En iyi şartlarda bile ebeveynlik, kolay olmaktan çok uzaktır. Ebeveynler, dünyanın en zor okulunda eğitim verirler: bir insan yetiştirirler. Siz bu okulun eğitim müdürü, sınıf öğretmeni ve hademesisiniz. Ama topu topu iki kişisiniz. Hayat ve yaşamakla ilgili her konuda uzman olmanız beklenir. Aileniz büyüdükçe liste de giderek uzar. Dahası, sizi işiniz için eğiten sadece birkaç okul vardır ve müfredat konusunda ortak bir karara varılmamıştır. Hepsini kendiniz yapmak zorundasınız. Görev başında olan sizsiniz ve her çocuğunuz için günde 24 saatten, yılda 365 gün, en azından 18 yıl çalışıyorsunuz.
Bu açıdan bakıldığında bu dünyanın en zor, en karmaşık en ürkütücü işi sayılabilir. İnsan yetiştirmek; sabrı, ortak noktalarda buluşmayı, sadakati, mizah duygusunu, sevgiyi, nezaketi, akılcılığı, uyanıklığı ve bilgiyi gerektirir.

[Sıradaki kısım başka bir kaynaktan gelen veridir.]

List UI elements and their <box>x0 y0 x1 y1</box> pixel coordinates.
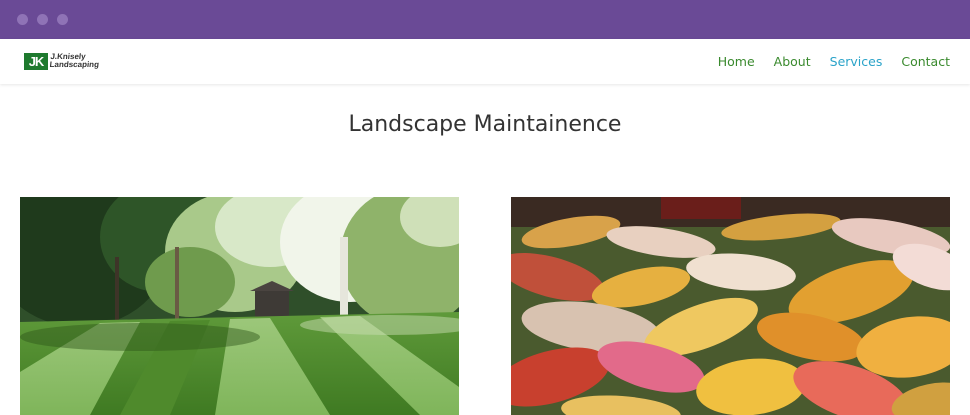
logo-line-2: Landscaping <box>49 60 100 69</box>
nav-services-link[interactable]: Services <box>830 54 883 69</box>
nav-contact-link[interactable]: Contact <box>901 54 950 69</box>
nav-about-link[interactable]: About <box>774 54 811 69</box>
window-minimize-button[interactable] <box>37 14 48 25</box>
site-header: JK J.Knisely Landscaping Home About Serv… <box>0 39 970 84</box>
leaves-photo <box>511 197 950 415</box>
logo-text: J.Knisely Landscaping <box>49 52 100 69</box>
main-nav: Home About Services Contact <box>699 39 950 84</box>
window-titlebar <box>0 0 970 39</box>
nav-home-link[interactable]: Home <box>718 54 755 69</box>
window-zoom-button[interactable] <box>57 14 68 25</box>
lawn-photo <box>20 197 459 415</box>
page-title: Landscape Maintainence <box>348 112 622 137</box>
site-logo[interactable]: JK J.Knisely Landscaping <box>24 52 99 70</box>
logo-mark: JK <box>24 52 48 70</box>
window-close-button[interactable] <box>17 14 28 25</box>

Aynı zamanda yeni ve eşsiz bir insanın yetişmesine rehberlik etmek, hayatınızda tadabileceğiniz en zevkli, en ödüllendirici deneyimdir.
İnsan yetiştirmek, inanılmaz miktarda deneme-yanılma deneyimini kapsar. İşin büyük bir bölümünü yaşarken öğrenmek yerine eğitim ve seminer programlarına katılarak küçük küçük provalar yapabilirsiniz. Prova yapmak, size seçenekleriniz olduğu hissettirir.